Use De Moivre's Theroem to find the square root of -5+12i.

Answer 1

You want to rewrite that in the form \[r(\cos x+i\sin x)\]

Answer 2

Yes. But I could not find the arg(-5+12i). Could you please show me how to?

Answer 3

\[r=\sqrt{(-5)^{2}+12^{2}}\]

Answer 4

Ok. So r=13, what next?

Answer 5

If we factor 13 out then we have \[13(\frac{ -5 }{ 13 }+\frac{ 12i }{13 })\]and so we want to find at what angle cosine equals -5/13 and sine equals 12/13.

Answer 6

Get it. How do we find that? :O

Answer 7

A calculator.
Enter\[\cos^{-1} (-5/13)\]

Answer 8

and\[\sin^{-1} (12/13)\]

Answer 9

112.62 and 67.38

Answer 10

Both should have the same sign, so we need to adjust the angles accordingly

Answer 11

The book gives an answer in this form. That was why I got confused. I don't get what this 0.98^c stands for? :O \[\pm \sqrt{5}\left\{ \cos(0.98^{c})+isin(0.98^{c}) \right\}\]

Answer 12

Sorry. That's \[\sqrt{13}\]

Answer 13

That does not make sense. I wonder if there is some sort of typing error.

Answer 14

The degrees should be approximately 112.62 for both sin and cos.

Answer 15

No. There are other questions like this and answers in this format.
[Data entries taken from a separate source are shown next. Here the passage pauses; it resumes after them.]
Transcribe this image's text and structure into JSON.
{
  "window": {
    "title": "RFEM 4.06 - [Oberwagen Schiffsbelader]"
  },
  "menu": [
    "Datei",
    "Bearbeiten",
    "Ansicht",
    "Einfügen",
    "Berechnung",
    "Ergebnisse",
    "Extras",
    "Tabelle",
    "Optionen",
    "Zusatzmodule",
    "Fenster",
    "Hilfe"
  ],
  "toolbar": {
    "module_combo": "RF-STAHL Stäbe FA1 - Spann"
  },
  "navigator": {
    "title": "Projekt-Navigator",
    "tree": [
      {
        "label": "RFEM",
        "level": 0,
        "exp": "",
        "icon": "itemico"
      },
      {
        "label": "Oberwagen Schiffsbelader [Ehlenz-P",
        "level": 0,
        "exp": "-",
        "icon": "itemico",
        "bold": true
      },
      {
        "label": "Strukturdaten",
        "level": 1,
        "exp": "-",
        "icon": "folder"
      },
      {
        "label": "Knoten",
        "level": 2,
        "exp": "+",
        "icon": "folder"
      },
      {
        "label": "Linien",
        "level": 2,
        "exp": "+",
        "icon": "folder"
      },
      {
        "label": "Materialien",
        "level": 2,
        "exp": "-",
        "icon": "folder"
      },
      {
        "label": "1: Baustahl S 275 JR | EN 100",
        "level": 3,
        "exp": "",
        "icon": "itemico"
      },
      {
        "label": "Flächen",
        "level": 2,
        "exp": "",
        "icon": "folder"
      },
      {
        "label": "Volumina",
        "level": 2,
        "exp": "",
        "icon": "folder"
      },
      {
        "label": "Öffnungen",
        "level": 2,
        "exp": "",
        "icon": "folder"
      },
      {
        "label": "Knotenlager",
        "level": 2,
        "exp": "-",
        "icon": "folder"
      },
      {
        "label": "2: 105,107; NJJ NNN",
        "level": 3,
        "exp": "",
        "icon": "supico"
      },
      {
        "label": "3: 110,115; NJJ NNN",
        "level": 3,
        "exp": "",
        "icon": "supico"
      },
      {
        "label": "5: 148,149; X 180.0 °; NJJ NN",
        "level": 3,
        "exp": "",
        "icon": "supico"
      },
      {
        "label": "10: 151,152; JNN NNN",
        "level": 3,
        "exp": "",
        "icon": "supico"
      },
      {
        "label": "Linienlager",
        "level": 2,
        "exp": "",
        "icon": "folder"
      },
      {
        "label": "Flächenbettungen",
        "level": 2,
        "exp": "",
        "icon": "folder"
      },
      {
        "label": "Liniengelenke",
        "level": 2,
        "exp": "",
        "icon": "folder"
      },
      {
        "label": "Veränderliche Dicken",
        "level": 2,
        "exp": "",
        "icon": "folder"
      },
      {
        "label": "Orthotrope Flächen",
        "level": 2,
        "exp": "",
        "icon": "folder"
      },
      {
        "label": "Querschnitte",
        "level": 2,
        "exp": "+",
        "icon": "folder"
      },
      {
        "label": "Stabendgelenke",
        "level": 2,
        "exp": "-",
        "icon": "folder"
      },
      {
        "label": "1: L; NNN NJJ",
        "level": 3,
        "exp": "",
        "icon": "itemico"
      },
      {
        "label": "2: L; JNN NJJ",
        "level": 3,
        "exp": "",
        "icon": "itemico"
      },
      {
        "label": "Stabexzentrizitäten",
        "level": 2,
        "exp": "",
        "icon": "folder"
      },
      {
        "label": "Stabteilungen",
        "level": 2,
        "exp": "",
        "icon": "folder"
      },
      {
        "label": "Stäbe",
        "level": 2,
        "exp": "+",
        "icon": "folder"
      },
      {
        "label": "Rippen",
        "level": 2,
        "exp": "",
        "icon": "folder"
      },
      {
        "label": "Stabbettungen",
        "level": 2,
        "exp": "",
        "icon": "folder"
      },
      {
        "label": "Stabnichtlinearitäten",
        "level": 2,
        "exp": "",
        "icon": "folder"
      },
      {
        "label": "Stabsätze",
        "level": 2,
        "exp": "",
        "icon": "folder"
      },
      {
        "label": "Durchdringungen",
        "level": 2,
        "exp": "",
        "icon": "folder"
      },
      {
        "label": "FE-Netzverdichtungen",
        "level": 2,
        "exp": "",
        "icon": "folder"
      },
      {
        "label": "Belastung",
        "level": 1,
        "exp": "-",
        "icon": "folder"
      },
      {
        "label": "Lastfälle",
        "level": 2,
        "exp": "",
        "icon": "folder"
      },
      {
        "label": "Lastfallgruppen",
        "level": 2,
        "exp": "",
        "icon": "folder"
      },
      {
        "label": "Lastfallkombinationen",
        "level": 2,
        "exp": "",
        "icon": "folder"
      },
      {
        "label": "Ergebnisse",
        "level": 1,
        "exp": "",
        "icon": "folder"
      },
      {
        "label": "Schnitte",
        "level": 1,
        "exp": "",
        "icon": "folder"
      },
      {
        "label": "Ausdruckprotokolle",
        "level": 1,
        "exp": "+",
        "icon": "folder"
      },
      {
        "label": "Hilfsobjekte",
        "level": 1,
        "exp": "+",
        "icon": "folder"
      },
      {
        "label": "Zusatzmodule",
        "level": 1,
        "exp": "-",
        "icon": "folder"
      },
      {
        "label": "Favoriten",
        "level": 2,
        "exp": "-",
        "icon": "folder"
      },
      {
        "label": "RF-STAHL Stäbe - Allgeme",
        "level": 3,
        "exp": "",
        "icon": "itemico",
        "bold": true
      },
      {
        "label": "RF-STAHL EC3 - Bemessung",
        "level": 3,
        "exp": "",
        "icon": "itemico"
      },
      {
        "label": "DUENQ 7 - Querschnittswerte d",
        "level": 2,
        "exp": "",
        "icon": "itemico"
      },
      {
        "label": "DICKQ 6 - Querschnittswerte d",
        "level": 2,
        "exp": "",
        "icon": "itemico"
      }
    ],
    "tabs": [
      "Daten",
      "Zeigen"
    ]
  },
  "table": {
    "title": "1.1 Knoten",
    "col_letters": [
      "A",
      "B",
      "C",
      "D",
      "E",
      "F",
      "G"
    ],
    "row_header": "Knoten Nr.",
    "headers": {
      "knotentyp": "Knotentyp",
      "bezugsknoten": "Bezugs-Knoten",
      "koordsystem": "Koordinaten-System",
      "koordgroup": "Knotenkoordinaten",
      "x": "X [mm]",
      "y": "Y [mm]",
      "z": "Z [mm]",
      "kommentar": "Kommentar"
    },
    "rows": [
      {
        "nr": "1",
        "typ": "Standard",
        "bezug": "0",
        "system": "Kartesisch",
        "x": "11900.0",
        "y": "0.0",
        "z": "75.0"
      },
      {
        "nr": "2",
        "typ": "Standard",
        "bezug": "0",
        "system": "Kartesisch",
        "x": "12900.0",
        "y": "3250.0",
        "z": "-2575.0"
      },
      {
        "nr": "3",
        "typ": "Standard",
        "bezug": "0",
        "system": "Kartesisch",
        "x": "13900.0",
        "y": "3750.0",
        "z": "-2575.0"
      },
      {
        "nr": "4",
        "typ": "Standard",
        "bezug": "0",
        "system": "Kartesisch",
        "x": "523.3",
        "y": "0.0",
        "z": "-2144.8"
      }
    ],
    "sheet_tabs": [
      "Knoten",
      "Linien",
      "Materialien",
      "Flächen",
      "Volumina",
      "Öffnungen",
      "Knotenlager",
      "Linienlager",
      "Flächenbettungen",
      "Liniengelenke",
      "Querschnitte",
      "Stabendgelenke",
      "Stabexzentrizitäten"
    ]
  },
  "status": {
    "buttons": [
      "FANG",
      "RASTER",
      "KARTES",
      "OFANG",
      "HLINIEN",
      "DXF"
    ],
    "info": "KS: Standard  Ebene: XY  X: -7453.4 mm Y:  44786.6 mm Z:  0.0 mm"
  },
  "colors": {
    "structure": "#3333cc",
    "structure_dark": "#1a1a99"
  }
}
I'm just stuck. :-(

Answer 16

Before you divide by 2, that is.

Answer 17

Do they all have c's instead of degree signs?

Answer 18

Np. Some answers are in the form \[\pm \sqrt{12}(\cos \pi/12+isin \pi/12)\]

Answer 19

Okay. Your book is working with radians instead of degrees.

Answer 20

You should change the mode of your calculator to do radians.

Answer 21

Okay.

Answer 22

I got1.176 for sin^-1 (12/13) and 1.965 for cos^-1(-5/13).

Answer 23

That makes sense, but only one of those is correct.